Reprezentujących Smer-SD ministrów - ministra spraw wewnętrznych Roberta Kaliniaka i ministra kultury Marka Madiaricza - zastąpić mają ich partyjni koledzy: Drucker i Liubica Laszszakova, z wykształcenia dziennikarka, a obecnie szefowa Smer-SD na okręg bańskobystrzycki. Richard Raszi z tego samego ugrupowania ma przejąć po Pellegrinim funkcję wicepremiera do spraw inwestycji i informatyzacji.

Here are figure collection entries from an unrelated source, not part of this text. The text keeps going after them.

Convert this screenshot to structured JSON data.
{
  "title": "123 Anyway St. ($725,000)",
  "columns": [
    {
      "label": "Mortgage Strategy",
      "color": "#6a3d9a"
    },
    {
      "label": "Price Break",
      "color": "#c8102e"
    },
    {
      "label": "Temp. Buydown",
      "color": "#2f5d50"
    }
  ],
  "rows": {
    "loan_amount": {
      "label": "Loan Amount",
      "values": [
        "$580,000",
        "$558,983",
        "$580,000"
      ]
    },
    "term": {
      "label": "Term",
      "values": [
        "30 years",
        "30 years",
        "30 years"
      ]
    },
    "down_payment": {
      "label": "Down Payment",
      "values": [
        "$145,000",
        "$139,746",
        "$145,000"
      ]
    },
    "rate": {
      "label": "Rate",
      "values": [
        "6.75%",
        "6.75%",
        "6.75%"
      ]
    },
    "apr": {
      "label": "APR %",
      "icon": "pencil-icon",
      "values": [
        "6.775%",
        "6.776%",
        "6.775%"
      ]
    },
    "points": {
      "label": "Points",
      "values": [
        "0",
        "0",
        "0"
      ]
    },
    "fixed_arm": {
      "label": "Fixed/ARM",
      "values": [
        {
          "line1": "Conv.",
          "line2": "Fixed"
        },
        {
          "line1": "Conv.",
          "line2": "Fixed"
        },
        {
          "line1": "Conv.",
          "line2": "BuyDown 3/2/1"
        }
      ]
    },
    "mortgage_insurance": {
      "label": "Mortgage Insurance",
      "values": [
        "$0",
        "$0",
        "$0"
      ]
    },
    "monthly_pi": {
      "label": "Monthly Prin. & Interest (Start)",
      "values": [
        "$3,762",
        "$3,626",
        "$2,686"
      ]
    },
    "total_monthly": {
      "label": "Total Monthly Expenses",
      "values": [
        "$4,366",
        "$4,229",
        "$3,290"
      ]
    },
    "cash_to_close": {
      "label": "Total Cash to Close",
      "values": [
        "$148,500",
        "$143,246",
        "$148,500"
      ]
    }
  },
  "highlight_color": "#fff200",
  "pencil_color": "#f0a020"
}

Ministrem zdrowia na miejsce Druckera ma zostać zaproponowana również przez Smer-SD Andrea Kalavska, dotychczasowa sekretarz stanu w tym resorcie.
Zabójstwo dziennikarza
Miejsce dotychczasowej minister sprawiedliwości Lucii Żitnianskiej z grupującej Węgrów i Słowaków partii Most-Hid ma zająć obecny przewodniczący klubu poselskiego tego ugrupowania Gabor Gal. Koalicjanci zgodzili się także, by piastujący urząd ministra środowiska Laszlo Solymos z Most-Hid otrzymał dodatkowo stanowisko wicepremiera. Nie będzie natomiast zmian personalnych w resortach obsadzonych przez będącą trzecim ugrupowaniem koalicji rządowej Słowacką Partię Narodową (SNS).
Pracujący dla portalu internetowego Aktuality.sk 27-letni Kuciak został między 22 i 25 lutego zastrzelony wraz z 27-letnią Kusznirovą w ich własnym domu w Velkej Maczy w kraju (województwie) trnawskim na południowym zachodzie Słowacji. Za najbardziej prawdopodobny motyw tej zbrodni policja uznaje zawodową działalność Kuciaka.